Using the front and back of the leather and displaying the weld seams of the frame reflect a desire for pure use of material and to make the creation process visible.
Horse Deluxe, b-ALLROOM, Solid Oak and saddle leather, Jeff Rutten - Ick Reuvis
The object reminds one of a vaulting horse. Tack and saddle making are the inspiration and the object was made using classic furniture-making techniques. The ‘Horse Deluxe’ is multifunctional and intended for spaces where people meet. The object's shape and appearance motivate people to use it. One can sit on it, lounge around it or use it for a round table meeting.

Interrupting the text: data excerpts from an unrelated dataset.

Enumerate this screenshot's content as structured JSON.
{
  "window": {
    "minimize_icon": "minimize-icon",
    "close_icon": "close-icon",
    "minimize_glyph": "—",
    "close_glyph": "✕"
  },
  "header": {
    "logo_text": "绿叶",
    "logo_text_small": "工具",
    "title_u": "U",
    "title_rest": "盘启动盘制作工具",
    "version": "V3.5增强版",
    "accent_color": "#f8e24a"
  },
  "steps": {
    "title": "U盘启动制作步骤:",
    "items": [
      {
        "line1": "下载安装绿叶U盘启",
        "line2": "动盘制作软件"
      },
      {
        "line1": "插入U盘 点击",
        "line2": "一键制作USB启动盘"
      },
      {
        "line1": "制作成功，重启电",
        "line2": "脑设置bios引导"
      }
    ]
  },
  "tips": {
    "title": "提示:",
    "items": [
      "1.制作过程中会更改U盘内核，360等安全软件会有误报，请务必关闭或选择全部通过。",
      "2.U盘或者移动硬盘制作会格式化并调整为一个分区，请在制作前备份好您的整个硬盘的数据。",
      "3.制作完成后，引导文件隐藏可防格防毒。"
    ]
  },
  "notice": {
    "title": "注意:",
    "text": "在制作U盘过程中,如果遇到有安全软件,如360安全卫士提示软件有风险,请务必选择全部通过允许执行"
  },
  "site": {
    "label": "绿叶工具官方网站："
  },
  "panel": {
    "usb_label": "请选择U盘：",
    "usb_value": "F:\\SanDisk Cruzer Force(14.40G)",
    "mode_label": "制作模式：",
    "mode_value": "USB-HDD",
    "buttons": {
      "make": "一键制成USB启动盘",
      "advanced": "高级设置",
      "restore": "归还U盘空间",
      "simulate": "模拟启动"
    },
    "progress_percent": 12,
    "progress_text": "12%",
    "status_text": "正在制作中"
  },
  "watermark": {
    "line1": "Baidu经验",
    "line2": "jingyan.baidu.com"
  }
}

Horsehair fabrics, woven wall coverings and curtain fabrics in horse hair/linen/copper, MGdesign (Martine Gyselbrecht) in collaboration with Van Maele Weavers (Tielt)
Gyselbrecht is developing a woven fabric consisting of a horsehair warp and a copper and flax weft. This will be the wall covering in the castle's lounge. She uses horsehair in the warp and flax in the weft to create flowing curtain fabrics.
The contrast of the materials emphasizes the fusion of present and past, organic and technological. A few years ago, the Van Maele Weavers weaving mill found a method for making a continuous thread out of the short hair from horses. Integrated hairs are wrapped with a water-soluble thread, which is rinsed away after weaving.
Finally, we can fully utilize the beauty of the horsehair, thanks to the use of modern technology.
Pancake 01, hammered and polished 1.5 mm brass sheet, hand blown glass, LED, Dimatelier - Vladimir Slavov
Shadows from ancient chandeliers create a fascinating composition of circles in different sizes. Working from that idea, the designers created a luminaire that offers a similar impression. The wall lamps, with hand-moulded metal parts in pancake form, have very long arms that extend the lighting devices to the centre of the room, and the play of light circles offers a new reference to those compositions that are familiar from chandeliers.
KistKast (Chest Cabinet), Solid Oak and Oil, Casimir
The chest was one of the first pieces of furniture made by human beings, a mobile and elongated piece of storage furniture that could be moved. Throughout centuries, the chest transformed into a cabinet; The function remained, but the use and the view changed. The lid became a door and the partitions became shelves. The ‘KistKast’ has eight legs and retains both the horizontal aspect of a chest and the vertical ones of the cabinet.
Silver identification plate on a little chain, two-hundred branches from local trees, Merel Eyckerman, Jenny Stieglitz, Karen Wuytens
Castle owners were happy to show off their possessions. Setting out the collection gave a good picture of the owner and collector's possessions and knowledge. The castle's round tower room is decorated with a selection of branches from the trees in the Bokrijk arboretum. Branches are attached to the wall, as if they are growing out of it. Each branch has an identification number because the selected tree species vary greatly, ranging from bamboo to oak. A ceiling fresco is the finishing touch to the ‘branch installation’.